With what delight could I have walkt thee round,
115
If I could joy in aught, sweet interchange
Of Hill and Vallie, Rivers, Woods and Plains,
Now Land, now Sea, and Shores with Forrest crownd,
Rocks, Dens, and Caves; but I in none of these
Find place or refuge; and the more I see
120
Pleasures about me, so much more I feel
Torment within me, as from the hateful siege
Of contraries;16 all good to me becomes
Bane, and in Heav’n much worse would be my state.

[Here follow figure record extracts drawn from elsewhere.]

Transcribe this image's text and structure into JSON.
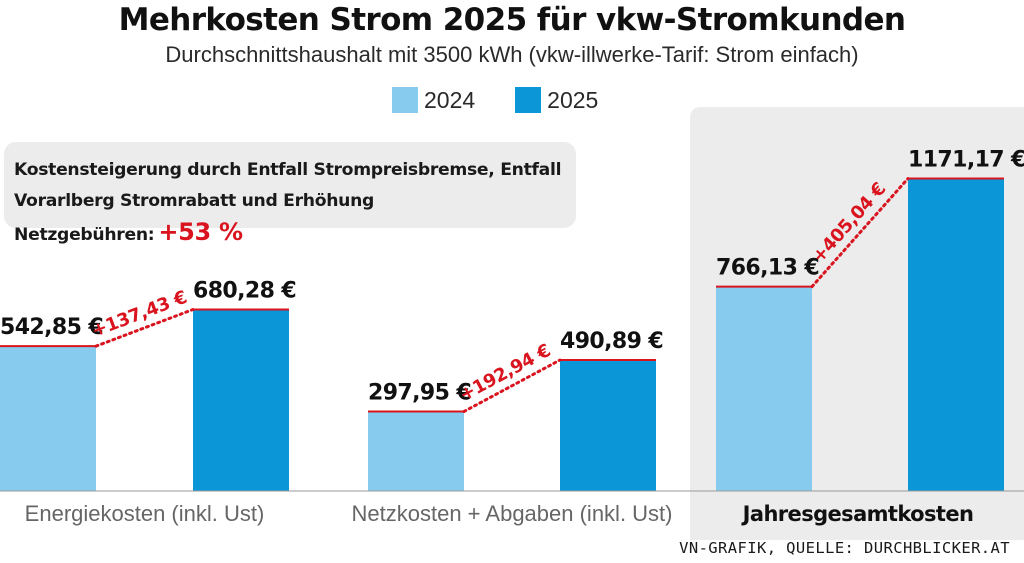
{
  "title": "Mehrkosten Strom 2025 für vkw-Stromkunden",
  "subtitle": "Durchschnittshaushalt mit 3500 kWh (vkw-illwerke-Tarif: Strom einfach)",
  "legend": [
    {
      "label": "2024",
      "color": "#87cbef"
    },
    {
      "label": "2025",
      "color": "#0b96d8"
    }
  ],
  "callout": {
    "line1": "Kostensteigerung durch Entfall Strompreisbremse, Entfall",
    "line2": "Vorarlberg Stromrabatt und Erhöhung Netzgebühren:",
    "percent": "+53 %"
  },
  "credit": "VN-GRAFIK, QUELLE: DURCHBLICKER.AT",
  "colors": {
    "bar2024": "#87cbef",
    "bar2025": "#0b96d8",
    "accent": "#d9141e",
    "highlight": "#ececec"
  },
  "chart_data": {
    "type": "bar",
    "title": "Mehrkosten Strom 2025 für vkw-Stromkunden",
    "unit": "€",
    "categories": [
      "Energiekosten (inkl. Ust)",
      "Netzkosten + Abgaben (inkl. Ust)",
      "Jahresgesamtkosten"
    ],
    "highlight_category": "Jahresgesamtkosten",
    "series": [
      {
        "name": "2024",
        "values": [
          542.85,
          297.95,
          766.13
        ],
        "labels": [
          "542,85 €",
          "297,95 €",
          "766,13 €"
        ]
      },
      {
        "name": "2025",
        "values": [
          680.28,
          490.89,
          1171.17
        ],
        "labels": [
          "680,28 €",
          "490,89 €",
          "1171,17 €"
        ]
      }
    ],
    "differences": [
      "+137,43 €",
      "+192,94 €",
      "+405,04 €"
    ],
    "legend_position": "top-center",
    "grid": false,
    "value_labels": true
  }
}
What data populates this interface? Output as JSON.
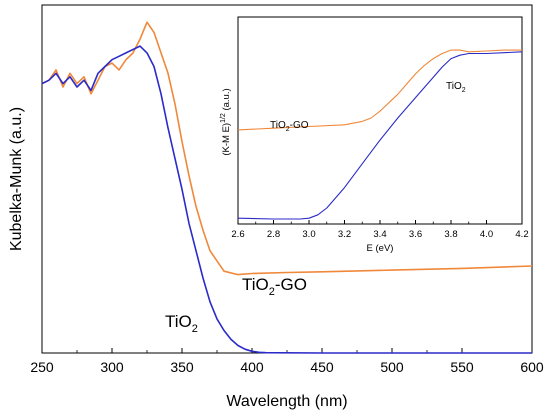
{
  "chart_data": [
    {
      "type": "line",
      "xlabel": "Wavelength (nm)",
      "ylabel": "Kubelka-Munk (a.u.)",
      "xlim": [
        250,
        600
      ],
      "ylim": [
        0,
        1
      ],
      "xticks": [
        "250",
        "300",
        "350",
        "400",
        "450",
        "500",
        "550",
        "600"
      ],
      "yticks_visible": false,
      "grid": false,
      "series": [
        {
          "name": "TiO2-GO",
          "label_base": "TiO",
          "label_sub": "2",
          "label_tail": "-GO",
          "color": "#F0883A",
          "x": [
            250,
            255,
            260,
            265,
            270,
            275,
            280,
            285,
            290,
            295,
            300,
            305,
            310,
            315,
            320,
            325,
            330,
            335,
            340,
            345,
            350,
            355,
            360,
            365,
            370,
            375,
            380,
            390,
            400,
            425,
            450,
            500,
            550,
            600
          ],
          "y": [
            0.79,
            0.8,
            0.83,
            0.78,
            0.82,
            0.79,
            0.81,
            0.76,
            0.8,
            0.84,
            0.85,
            0.83,
            0.86,
            0.88,
            0.92,
            0.97,
            0.94,
            0.88,
            0.82,
            0.73,
            0.62,
            0.52,
            0.43,
            0.36,
            0.3,
            0.27,
            0.24,
            0.23,
            0.233,
            0.236,
            0.238,
            0.243,
            0.248,
            0.255
          ]
        },
        {
          "name": "TiO2",
          "label_base": "TiO",
          "label_sub": "2",
          "label_tail": "",
          "color": "#2B2BC8",
          "x": [
            250,
            255,
            260,
            265,
            270,
            275,
            280,
            285,
            290,
            295,
            300,
            305,
            310,
            315,
            320,
            325,
            330,
            335,
            340,
            345,
            350,
            355,
            360,
            365,
            370,
            375,
            380,
            385,
            390,
            395,
            400,
            405,
            410,
            450,
            500,
            550,
            600
          ],
          "y": [
            0.79,
            0.8,
            0.82,
            0.79,
            0.81,
            0.78,
            0.8,
            0.77,
            0.82,
            0.84,
            0.86,
            0.87,
            0.88,
            0.89,
            0.9,
            0.88,
            0.84,
            0.76,
            0.66,
            0.57,
            0.48,
            0.38,
            0.3,
            0.22,
            0.15,
            0.1,
            0.066,
            0.04,
            0.022,
            0.011,
            0.005,
            0.002,
            0.001,
            0.0,
            0.0,
            0.0,
            0.0
          ]
        }
      ]
    },
    {
      "type": "line",
      "xlabel": "E (eV)",
      "ylabel_base": "(K-M E)",
      "ylabel_sup": "1/2",
      "ylabel_tail": " (a.u.)",
      "xlim": [
        2.6,
        4.2
      ],
      "ylim": [
        0,
        1
      ],
      "xticks": [
        "2.6",
        "2.8",
        "3.0",
        "3.2",
        "3.4",
        "3.6",
        "3.8",
        "4.0",
        "4.2"
      ],
      "yticks_visible": false,
      "grid": false,
      "series": [
        {
          "name": "TiO2-GO",
          "label_base": "TiO",
          "label_sub": "2",
          "label_tail": "-GO",
          "color": "#F0883A",
          "x": [
            2.6,
            2.8,
            3.0,
            3.2,
            3.3,
            3.35,
            3.4,
            3.45,
            3.5,
            3.55,
            3.6,
            3.65,
            3.7,
            3.75,
            3.8,
            3.85,
            3.9,
            4.0,
            4.1,
            4.2
          ],
          "y": [
            0.53,
            0.54,
            0.55,
            0.56,
            0.58,
            0.6,
            0.64,
            0.69,
            0.74,
            0.8,
            0.86,
            0.91,
            0.95,
            0.98,
            1.0,
            1.0,
            0.99,
            0.995,
            1.0,
            1.0
          ]
        },
        {
          "name": "TiO2",
          "label_base": "TiO",
          "label_sub": "2",
          "label_tail": "",
          "color": "#2B2BC8",
          "x": [
            2.6,
            2.8,
            2.95,
            3.0,
            3.05,
            3.1,
            3.2,
            3.3,
            3.4,
            3.5,
            3.6,
            3.7,
            3.75,
            3.8,
            3.85,
            3.9,
            4.0,
            4.1,
            4.2
          ],
          "y": [
            0.01,
            0.005,
            0.005,
            0.01,
            0.03,
            0.07,
            0.19,
            0.33,
            0.47,
            0.6,
            0.72,
            0.84,
            0.9,
            0.95,
            0.97,
            0.98,
            0.98,
            0.985,
            0.99
          ]
        }
      ]
    }
  ]
}
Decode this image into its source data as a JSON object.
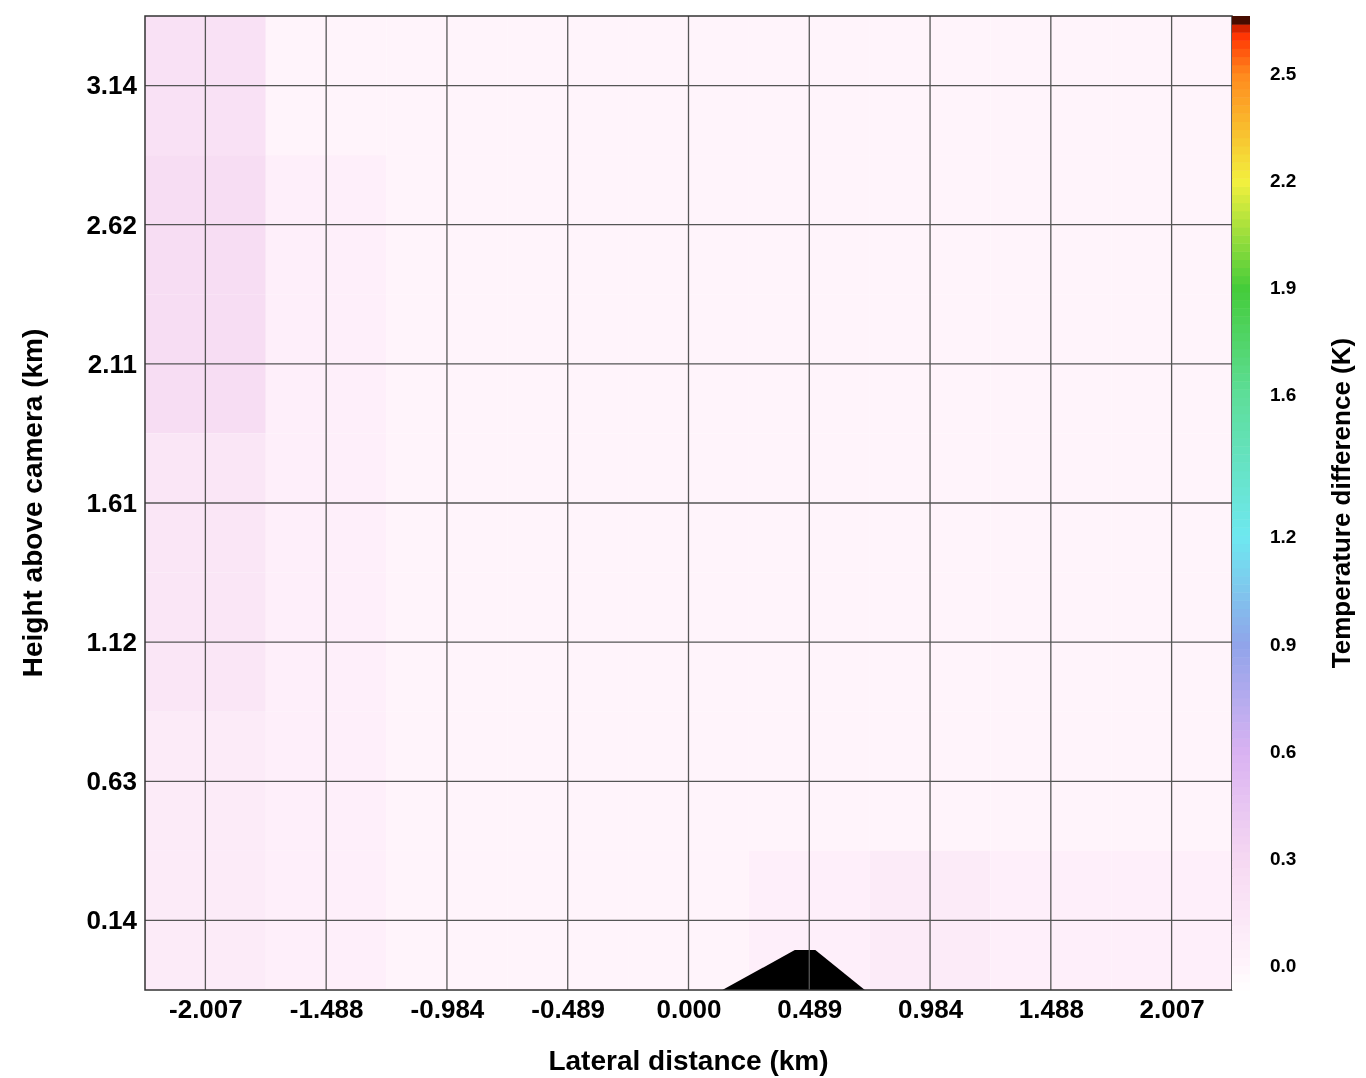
{
  "chart_data": {
    "type": "heatmap",
    "xlabel": "Lateral distance (km)",
    "ylabel": "Height above camera (km)",
    "clabel": "Temperature difference (K)",
    "categories": [
      "-2.007",
      "-1.488",
      "-0.984",
      "-0.489",
      "0.000",
      "0.489",
      "0.984",
      "1.488",
      "2.007"
    ],
    "y_categories": [
      "3.14",
      "2.62",
      "2.11",
      "1.61",
      "1.12",
      "0.63",
      "0.14"
    ],
    "clim": [
      -0.07,
      2.66
    ],
    "cticks": [
      {
        "value": 0,
        "label": "0.0"
      },
      0.3,
      0.6,
      0.9,
      1.2,
      1.6,
      1.9,
      2.2,
      2.5
    ],
    "grid": true,
    "cells": [
      [
        0.2,
        0,
        0,
        0,
        0,
        0,
        0,
        0,
        0
      ],
      [
        0.25,
        0.05,
        0,
        0,
        0,
        0,
        0,
        0,
        0
      ],
      [
        0.25,
        0.05,
        0,
        0,
        0,
        0,
        0,
        0,
        0
      ],
      [
        0.15,
        0.05,
        0,
        0,
        0,
        0,
        0,
        0,
        0
      ],
      [
        0.15,
        0.05,
        0,
        0,
        0,
        0,
        0,
        0,
        0
      ],
      [
        0.1,
        0.05,
        0,
        0,
        0,
        0,
        0,
        0,
        0
      ],
      [
        0.1,
        0.05,
        0,
        0,
        0,
        0.05,
        0.1,
        0.05,
        0.05
      ]
    ]
  }
}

But neither here seek I, no nor in Heav’n
125
To dwell, unless by maistring Heav’ns Supream;
Nor hope to be my self less miserable
By what I seek, but others to make such
As I, though thereby worse to me redound:
For onely in destroying I find ease
130
To my relentless thoughts; and him destroyd,
Or won to what may work his utter loss,
For whom all this was made, all this will soon
Follow, as to him linkt in weal or woe,
In wo then; that destruction wide may range:
135
To mee shall be the glorie sole among
Th’ infernal Powers, in one day to have marr’d
What he Almightie styl’d, six Nights and Days
Continu’d making, and who knows how long
Before had bin contriving, though perhaps
140
Not longer then since I in one Night freed
/> From servitude inglorious welnigh half
Th’ Angelic Name, and thinner left the throng
Of his adorers: hee to be aveng’d,
And to repair his numbers thus impair’d,
145
Whether such vertue spent of old now faild
More Angels to Create, if they at least
Are his Created, or to spite us more,
Determin’d to advance into our room
A Creature form’d of Earth, and him endow,
150
Exalted from so base original,
With Heav’nly spoils, our spoils: What he decreed
He effected; Man he made, and for him built
Magnificent this World, and Earth his seat,
Him Lord pronounc’d, and, O indignitie!
155
Subjected to his service Angel wings,
And flaming Ministers to watch and tend
Thir earthy Charge: Of these the vigilance
I dread, and to elude, thus wrapt in mist
Of midnight vapor glide obscure, and prie
160
In every Bush and Brake, where hap may find
The Serpent sleeping, in whose mazie foulds
To hide me, and the dark intent I bring.
O foul descent! that I who erst contended
With Gods to sit the highest, am now constraind17
165
Into a Beast, and mixt with bestial slime,
This essence to incarnate and imbrute,
That to the hight of Deitie aspir’d;
But what will not Ambition and Revenge
Descend to? who aspires must down as low
170
As high he soard, obnoxious18 first or last
To basest things. Revenge, at first though sweet,
Bitter ere long back on it self recoils;
Let it; I reck not, so it light well aim’d,
Since higher I fall short, on him who next
175
Provokes my envie, this new Favorite
Of Heav’n, this Man of Clay, Son of despite,
Whom us the more to spite his Maker rais’d
From dust: spite then with spite is best repaid.